Why am I Getting Feedback in my Hearing Aids?
Are you starting to hear a high pitch noise coming from your hearing aids? The common problem of feedback inside of your hearing aids can possibly be corrected. Knowing how hearing aids operate and what might be the reason for that incessant high pitched whistling noise will get you one step closer to eliminating it. What can you do about hearing aid feedback?
How Do Hearing Aids Work?
A simple microphone and a speaker are the basics of hearing aid technology. After a sound is picked up by the microphone, the speaker then plays it back in your ears. But there are advanced functions between the time that the microphone picks up the sound and when the speaker plays it back.
The sound is then transformed into an analog electrical signal for processing after being picked up by the microphone. A state of the art digital processing microchip then converts the analog signal to a digital one. Once digital, the numerous features and settings of the device kick in to intensify and clean up the sound.

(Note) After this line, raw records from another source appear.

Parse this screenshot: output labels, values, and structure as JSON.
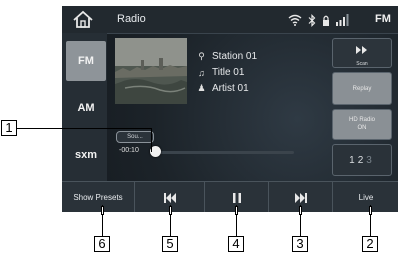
{
  "statusbar": {
    "title": "Radio",
    "band_indicator": "FM",
    "icons": [
      "home-icon",
      "wifi-icon",
      "bluetooth-icon",
      "lock-icon",
      "signal-icon"
    ]
  },
  "bands": [
    {
      "label": "FM",
      "active": true
    },
    {
      "label": "AM",
      "active": false
    },
    {
      "label": "sxm",
      "active": false
    }
  ],
  "now_playing": {
    "station": "Station 01",
    "title": "Title 01",
    "artist": "Artist 01"
  },
  "source_label": "Sou...",
  "time": "-00:10",
  "progress": 0.0,
  "right_panel": {
    "scan": "Scan",
    "replay": "Replay",
    "hd_radio": "HD Radio",
    "hd_status": "ON",
    "preset_active": "1",
    "preset_inactive": "2",
    "preset_dim": "3"
  },
  "bottom": {
    "show_presets": "Show Presets",
    "live": "Live"
  },
  "callouts": [
    "1",
    "2",
    "3",
    "4",
    "5",
    "6"
  ],
  "colors": {
    "background": "#1b2127",
    "active_band": "#8e9499"
  }
}
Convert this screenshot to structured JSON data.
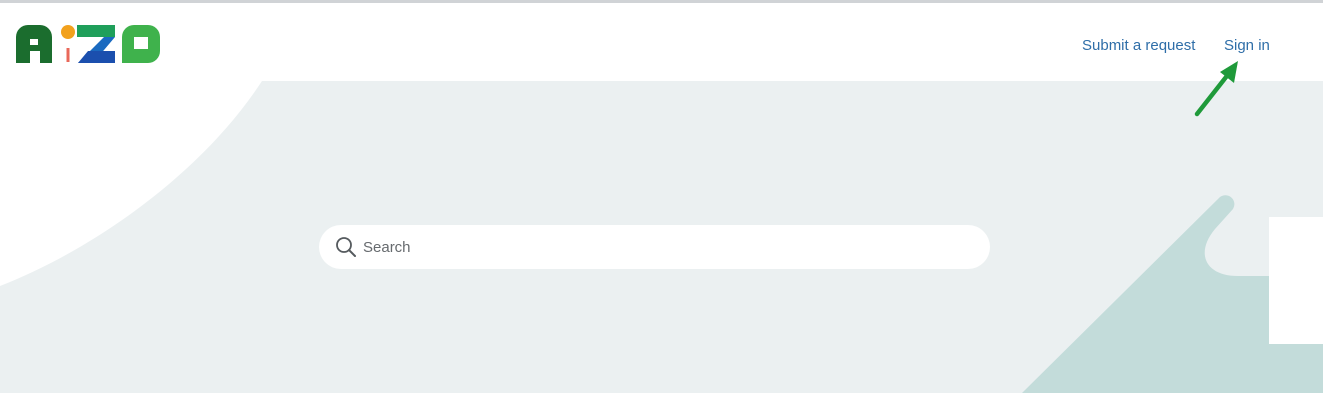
{
  "header": {
    "logo_name": "eizo-logo",
    "nav": {
      "submit_request": "Submit a request",
      "sign_in": "Sign in"
    }
  },
  "search": {
    "placeholder": "Search",
    "value": "",
    "icon": "search-icon"
  },
  "annotation": {
    "icon": "arrow-icon",
    "color": "#1f9a3a"
  },
  "colors": {
    "hero_bg": "#ebf0f1",
    "accent_shape": "#c3dcda",
    "link": "#2f6ea8"
  }
}
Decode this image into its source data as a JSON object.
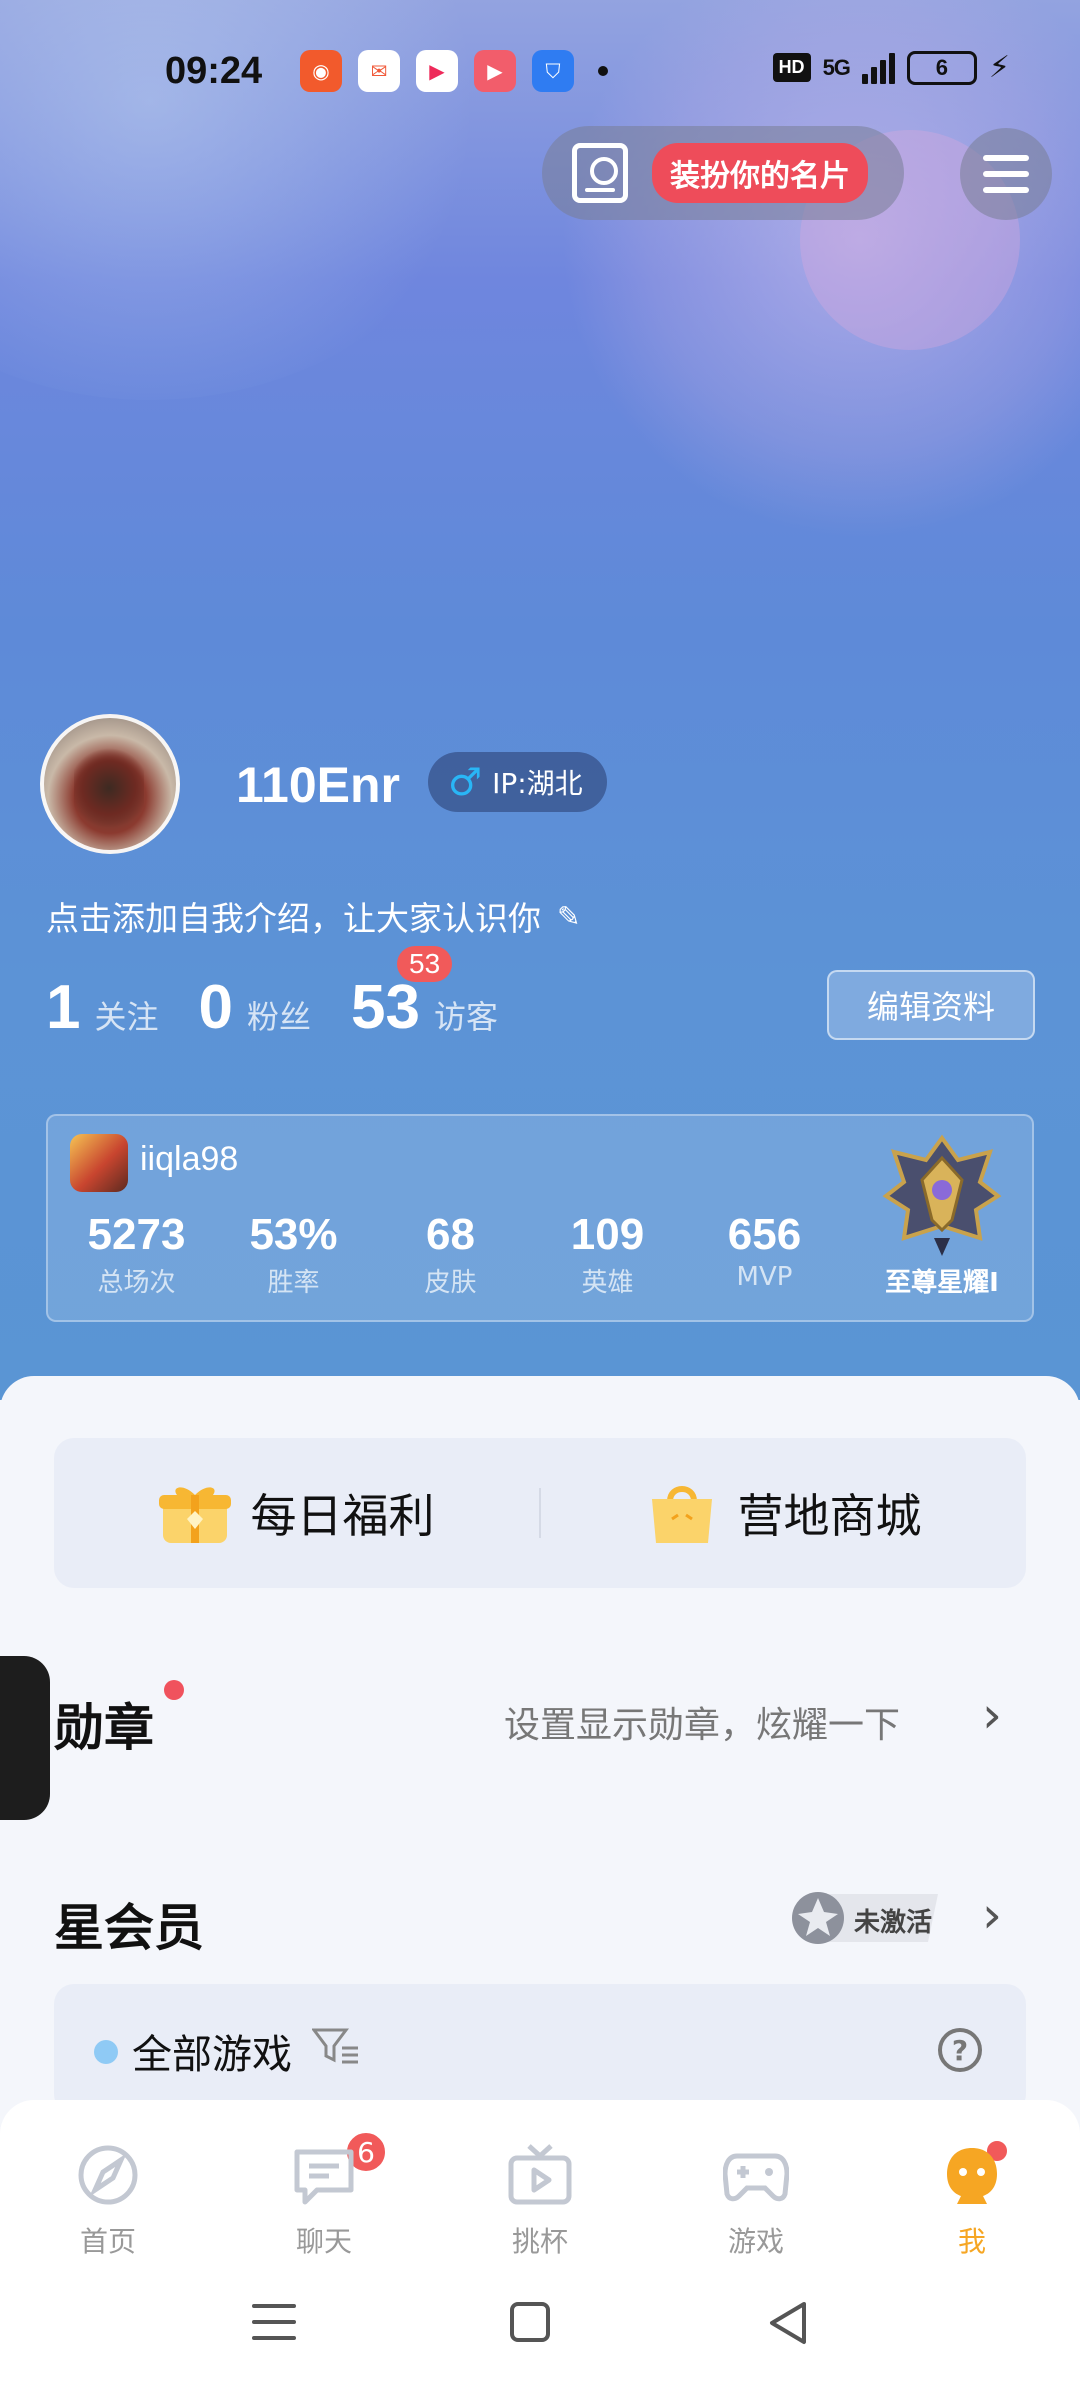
{
  "status_bar": {
    "time": "09:24",
    "network": "5G",
    "hd_label": "HD",
    "battery": "6"
  },
  "header": {
    "card_button_label": "装扮你的名片"
  },
  "profile": {
    "username": "110Enr",
    "ip_label": "IP:湖北",
    "intro_placeholder": "点击添加自我介绍，让大家认识你",
    "stats": [
      {
        "value": "1",
        "label": "关注"
      },
      {
        "value": "0",
        "label": "粉丝"
      },
      {
        "value": "53",
        "label": "访客",
        "badge": "53"
      }
    ],
    "edit_button": "编辑资料"
  },
  "game_card": {
    "account": "iiqla98",
    "stats": [
      {
        "value": "5273",
        "label": "总场次"
      },
      {
        "value": "53%",
        "label": "胜率"
      },
      {
        "value": "68",
        "label": "皮肤"
      },
      {
        "value": "109",
        "label": "英雄"
      },
      {
        "value": "656",
        "label": "MVP"
      }
    ],
    "rank": "至尊星耀I"
  },
  "welfare": {
    "daily": "每日福利",
    "store": "营地商城"
  },
  "medals": {
    "title": "勋章",
    "hint": "设置显示勋章，炫耀一下"
  },
  "membership": {
    "title": "星会员",
    "status": "未激活"
  },
  "games_filter": {
    "label": "全部游戏"
  },
  "bottom_nav": [
    {
      "label": "首页"
    },
    {
      "label": "聊天",
      "badge": "6"
    },
    {
      "label": "挑杯"
    },
    {
      "label": "游戏"
    },
    {
      "label": "我"
    }
  ],
  "colors": {
    "accent_red": "#ee4c5a",
    "active_nav": "#f6a623",
    "male_icon": "#29b6f6"
  }
}
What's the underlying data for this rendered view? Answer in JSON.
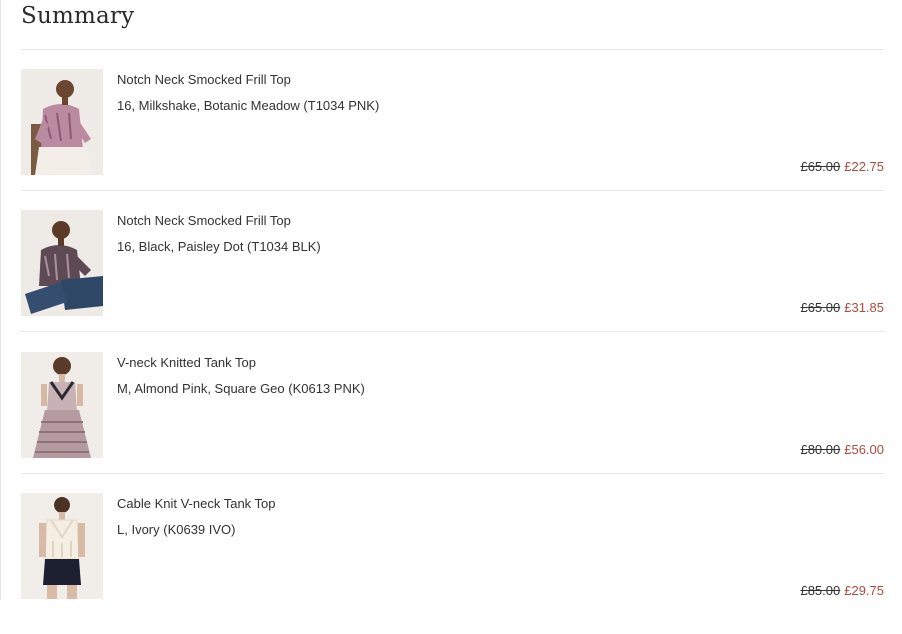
{
  "summary": {
    "title": "Summary"
  },
  "items": [
    {
      "name": "Notch Neck Smocked Frill Top",
      "variant": "16, Milkshake, Botanic Meadow (T1034 PNK)",
      "price_was": "£65.00",
      "price_now": "£22.75"
    },
    {
      "name": "Notch Neck Smocked Frill Top",
      "variant": "16, Black, Paisley Dot (T1034 BLK)",
      "price_was": "£65.00",
      "price_now": "£31.85"
    },
    {
      "name": "V-neck Knitted Tank Top",
      "variant": "M, Almond Pink, Square Geo (K0613 PNK)",
      "price_was": "£80.00",
      "price_now": "£56.00"
    },
    {
      "name": "Cable Knit V-neck Tank Top",
      "variant": "L, Ivory (K0639 IVO)",
      "price_was": "£85.00",
      "price_now": "£29.75"
    }
  ],
  "colors": {
    "sale_price": "#b04a3f",
    "text": "#333333",
    "divider": "#e8e8e8"
  }
}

The signal is transmitted to a receiver after being changed back to analog by the processor. At this stage, what was once a sound wave becomes an analog signal and that’s not something your ears can hear. The waves of sound, which the receiver changes the signal back to, are then sent through your ear canal. Ironically, the brain interprets sound by electrical signals, so elements in the cochlea turn it back to electrical signals for the brain to understand.
It’s hard to believe but all of this takes place in a nanosecond. What happens to cause the feedback whistle, though?
How do Feedback Loops Happen?
Feedback doesn’t just happen inside hearing aids. You hear that same high pitched noise in many sound systems which use a microphone. Basically, the microphone is picking up sound that is produced by the receiver and re-amplifying it. After coming into the microphone and being processed, the receiver then transforms the signal back into a sound wave. The sound is re-amplified after the microphone picks it up again which creates a loop of feedback. The hearing aid hates hearing itself over and over again and that makes it scream.
What Causes Hearing Aid Feedback?
A feedback loop can be brought about by several issues. A very common cause is turning the hearing aid on while it’s still in your hand and then putting it in your ear. Your hearing aid starts to process sound waves as soon as you hit the “on” button. This feedback is triggered as the sound coming out of the receiver bounces off of your hand and then right back into the microphone. Before you turn your hearing aid on put it inside of your ear to eliminate this particular source of feedback.
Sometimes hearing aids won’t fit as well as they ought to and that leads to feedback problems. Maybe you’ve lost weight since you had your hearing aids fitted, or if your hearing aids a bit older, you may have a loose fit. If that’s the case, you need to go back to the retailer and have the piece adjusted so it will fit your ear properly again.
Feedback And Earwax
Hearing aids certainly have problems with earwax. Hearing aids usually won’t fit right if there is an accumulation of earwax on them. And we are already aware that a loose fitting device will be the cause of feedback. If you consult your retailer or maybe if you read the users-manual, you will learn how to safely clean this earwax off.
Perhaps It’s Simply Broke
When you’ve tried everything else but the whistling continues, this is where you head next. Feedback will absolutely be caused by a broken or damaged hearing aid. For example, the outer casing may be cracked. You should never try to fix this at home. Take it in for expert repair.
When is Feedback Not Actually Feedback
Hearing aids will make other noises that sound like feedback but are in fact something else. There are a few other things that can go wrong with your hearing aids, like a low battery, which will give a warning sound. Listen closely to the sound. Is it a tone or a beep, or does it really sound like feedback? If your device has this feature, the owners manual will tell you.
It doesn’t matter what brand or style you have. Many brands of hearing aids are capable of producing it and the cause is usually pretty clear.